MADAME NOVERI, reader of palms and cards, and dabbler in astrology, was an institution in the Ryder school.

The Misses Ryder did not wholly approve of her, but when Miss Lucilla felt qualms of conscience concerning traffic with the black arts, Miss Emmeline reminded her that Madame had been patronized by the Vanderhuysens, and the older sister, whose creed included a belief that the Four Hundred, like the King, can do no wrong, smoothed the wrinkles from her brow and her conscience.

"I suppose it would be foolish not to allow her to come occasionally. The young ladies like it, and she has promised not to tell them anything tragic," she said reluctantly.

So Madame Noveri came to the school once or twice a year, and she kept her word about the tragedy, but as for sentiment—little did the Misses Ryder know of the romances she evoked from rosy palms and greasy cards.

It was Amelia Bowers who suggested calling in the priestess of the occult to lighten the general gloom following the end of the Christmas holidays and a return to the Ryder fold.

"This is simply too dead slow for anything," groaned the fair Amelia. "Let's ask Miss Ryder if we may send for Madame Noveri.
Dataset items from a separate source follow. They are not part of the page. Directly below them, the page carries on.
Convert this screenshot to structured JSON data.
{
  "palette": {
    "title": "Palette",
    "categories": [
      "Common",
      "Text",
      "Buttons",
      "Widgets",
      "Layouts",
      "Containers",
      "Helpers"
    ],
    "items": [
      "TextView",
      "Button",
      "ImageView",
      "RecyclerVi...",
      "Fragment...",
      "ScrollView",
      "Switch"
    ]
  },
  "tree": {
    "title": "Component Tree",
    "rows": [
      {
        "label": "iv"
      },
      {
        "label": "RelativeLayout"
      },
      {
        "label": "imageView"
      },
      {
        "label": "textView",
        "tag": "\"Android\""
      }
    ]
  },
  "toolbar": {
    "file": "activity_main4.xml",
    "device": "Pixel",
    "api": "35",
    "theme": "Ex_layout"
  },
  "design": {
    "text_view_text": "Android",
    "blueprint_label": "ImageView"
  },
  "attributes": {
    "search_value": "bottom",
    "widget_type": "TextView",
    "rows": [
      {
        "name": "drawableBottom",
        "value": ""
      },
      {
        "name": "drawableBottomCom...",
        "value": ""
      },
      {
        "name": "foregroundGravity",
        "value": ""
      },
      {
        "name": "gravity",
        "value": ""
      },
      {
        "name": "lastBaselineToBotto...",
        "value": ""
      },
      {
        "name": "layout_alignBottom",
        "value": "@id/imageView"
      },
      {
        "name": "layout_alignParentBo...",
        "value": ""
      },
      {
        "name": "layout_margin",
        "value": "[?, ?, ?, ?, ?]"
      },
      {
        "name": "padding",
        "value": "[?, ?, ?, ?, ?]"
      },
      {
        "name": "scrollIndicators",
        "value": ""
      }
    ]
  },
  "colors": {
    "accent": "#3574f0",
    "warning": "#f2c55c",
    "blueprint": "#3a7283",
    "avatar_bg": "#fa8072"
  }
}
I'd like to see whether meeting George Pettingill at the New Year's dance did anything to the lines in my hand. Good gracious! I should think it would have made a perfect furrow."

The other girls seconded Amelia's motion, a deputation waited upon Miss Ryder, and, within an hour, the palmist was holding Amelia's hand in the little waiting-room to which the other seekers after knowledge were admitted, one by one.

Madame instantly detected the havoc wrought by young Pettingill; or, at least, as Amelia said afterward, "she didn't see his name, but she knew right away that there had been some one during the holidays." But it was for Cynthia Weston that Madame Noveri flung wide the gates of the future and revealed coming events of absorbing interest.

Cynthia enjoyed the enviable distinction of being the prettiest girl in the school, and disputed with Laura May Lee the honor of being the best dressed of the Ryder pupils. In addition she was a good student, she was amiable, and her manners were the admiration of the faculty. Taking all this into consideration, the fact that she was even more sentimental than the ever-gushing Amelia could not effectually dim her radiance. Moreover, her sentimentality was of a finer fibre than that of her chum. She did not fall in love with the lightning-change-artist celerity displayed by Amelia. Man dominated her horizon as well as that of her friend, but for her man was an abstraction, a transcendentally perfect being, who might come around any corner to meet her, and for whom she waited breathlessly. She read novels and dreamed of a hero. Amelia read the same novels and saw a hero in every man she met.

As it happened, for one reason or another, Cynthia had never consulted Madame Noveri, but the occult note appealed to her romantic side, and she needed only slight evidence to convince her that Madame was, as Amelia contended, "a wonder." The evidence was speedily forthcoming. Closeted with the fortune-teller, Cynthia heard an analysis of her own character and tastes, which owed its accuracy to skillful pumping of Amelia, but which impressed the listener profoundly.